Already-completed trajectories auto-skip on re-run (`pred_rgb.mp4` existence
check in each novel-traj script).
### Single-dataset / ad-hoc invocations
If you just want to run one checkpoint against one dataset, the benchmark script
dispatches to these three eval entrypoints (all under `examples/wan2.1_fun/`):
| dataset | script |
|---|---|
| mvs_synth, dl3dv, re10k | `eval_track4d360_hybrid_dense_static_scene_novel_traj.py` |
| kubric | `eval_track4d360_hybrid_dense_kubric_novel_traj.py` |
| syn4d | `eval_track4d360_hybrid_dense_syn4d_novel_traj.py` |
All three use `track4d_360.shared_args` as of 2026-04-23 β€” so they accept the
full warped + plucker + dense + track flag set. **Exact per-variant flags are
the table below β€” do not forget them: `build_eval_pipeline` reads
`warped_condition_mode` via `getattr(..., "off")`, so an omitted flag on a
warped checkpoint silently runs the model in the wrong architecture.**
### Per-variant eval-flag recipe
Must match training β€” silent mismatches are the #1 source of wrong results.
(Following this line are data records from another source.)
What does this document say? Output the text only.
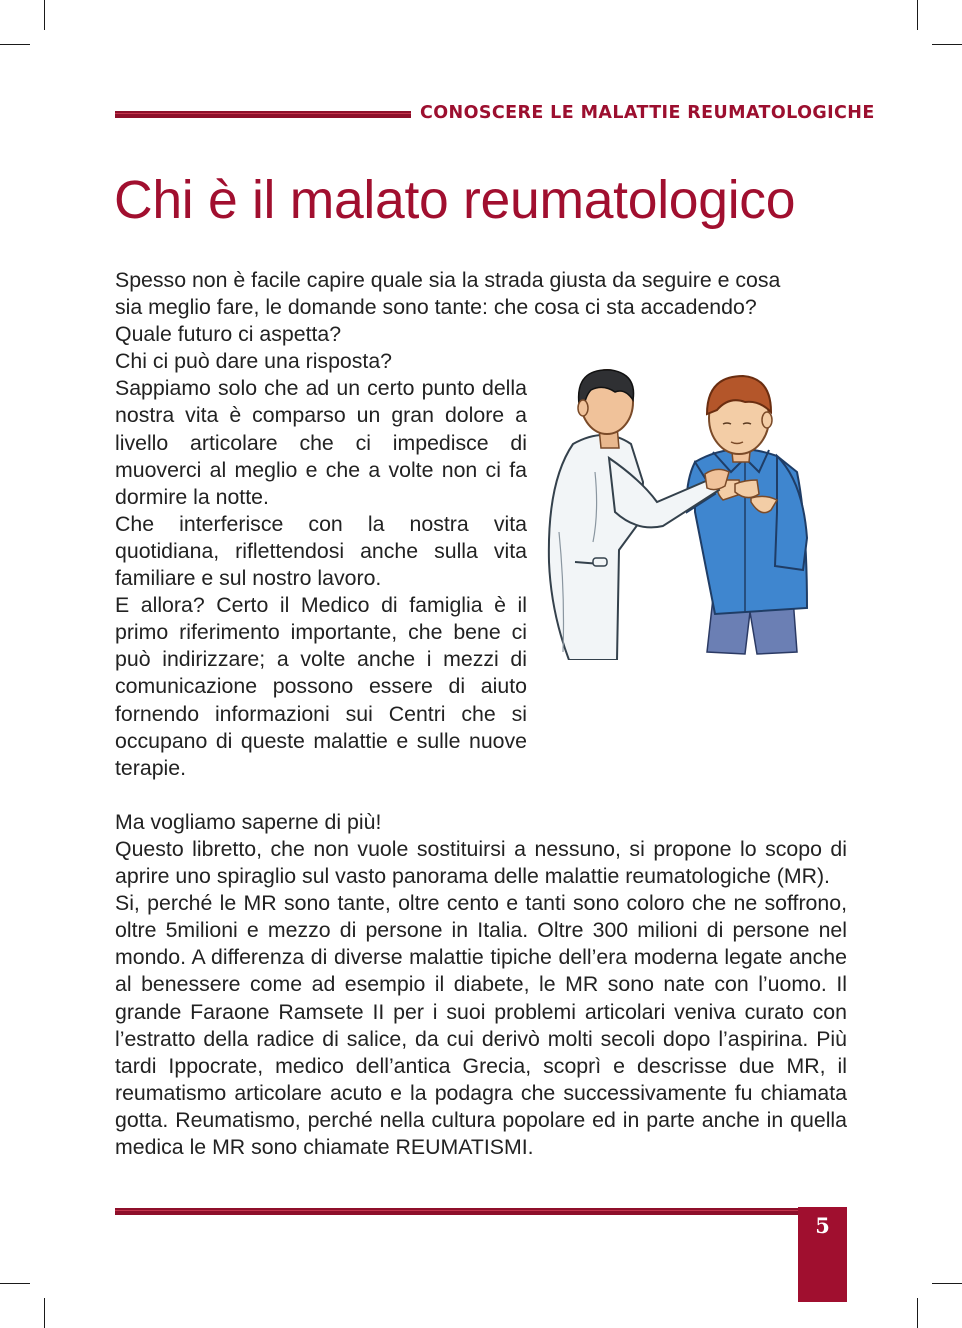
CONOSCERE LE MALATTIE REUMATOLOGICHE
Chi è il malato reumatologico

Spesso non è facile capire quale sia la strada giusta da seguire e cosa

sia meglio fare, le domande sono tante: che cosa ci sta accadendo?

Quale futuro ci aspetta?

Chi ci può dare una risposta?

Sappiamo solo che ad un certo punto della nostra vita è comparso un gran dolore a livello articolare che ci impedisce di muoverci al meglio e che a volte non ci fa dormire la notte.

Che interferisce con la nostra vita quotidiana, riflettendosi anche sulla vita familiare e sul nostro lavoro.

E allora? Certo il Medico di famiglia è il primo riferimento importante, che bene ci può indirizzare; a volte anche i mezzi di comunicazione possono essere di aiuto fornendo informazioni sui Centri che si occupano di queste malattie e sulle nuove terapie.

Ma vogliamo saperne di più!

Questo libretto, che non vuole sostituirsi a nessuno, si propone lo scopo di aprire uno spiraglio sul vasto panorama delle malattie reumatologiche (MR).

Si, perché le MR sono tante, oltre cento e tanti sono coloro che ne soffrono, oltre 5milioni e mezzo di persone in Italia. Oltre 300 milioni di persone nel mondo. A differenza di diverse malattie tipiche dell’era moderna legate anche al benessere come ad esempio il diabete, le MR sono nate con l’uomo. Il grande Faraone Ramsete II per i suoi problemi articolari veniva curato con l’estratto della radice di salice, da cui derivò molti secoli dopo l’aspirina. Più tardi Ippocrate, medico dell’antica Grecia, scoprì e descrisse due MR, il reumatismo articolare acuto e la podagra che successivamente fu chiamata gotta. Reumatismo, perché nella cultura popolare ed in parte anche in quella medica le MR sono chiamate REUMATISMI.

5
See `doc/track4d-360/2026-04-23-clipfv-4models-288x512-benchmark.md` Β§2 bug log.
```
warped_step-13000.safetensors:
--track_injection_mode single
--warped_condition_mode latent_fuse
--warped_appearance_fusion concat_proj
--warped_geom_only_dense
--dense_in_channels 2
static13k_step-13500.safetensors
dynamic5k_step-5000.safetensors
ismb288_3k_step-3000.safetensors:
--track_injection_mode per_block
--track_injection_block_mode concat_project
--warped_condition_mode off
--dense_in_channels 5
```
Shared across all 4:
```
--use_plucker_camera_control
--enable_v2v_plucker_camera_control
--use_query_frame_impulse_condition
--use_dense_branch
--dense_proj_dim 32
--dense_num_residual_blocks 2
--dense_alpha_track 1.0
--track_config config/track4d_360/default_conv3d_patchify_srcdepth.yaml
--num_inference_steps 50
--cfg_scale 1.0
--sigma_shift 5.0
--seed 42
```
And the base-DiT init path is always `weights/wan21-1p3b/diffusion_pytorch_model.safetensors`
via `--vxf_init_checkpoint` (CLAUDE.md load-order Invariant A/B β€” VXF init must
run BEFORE LoRA wrap and is required on both scratch and resume paths).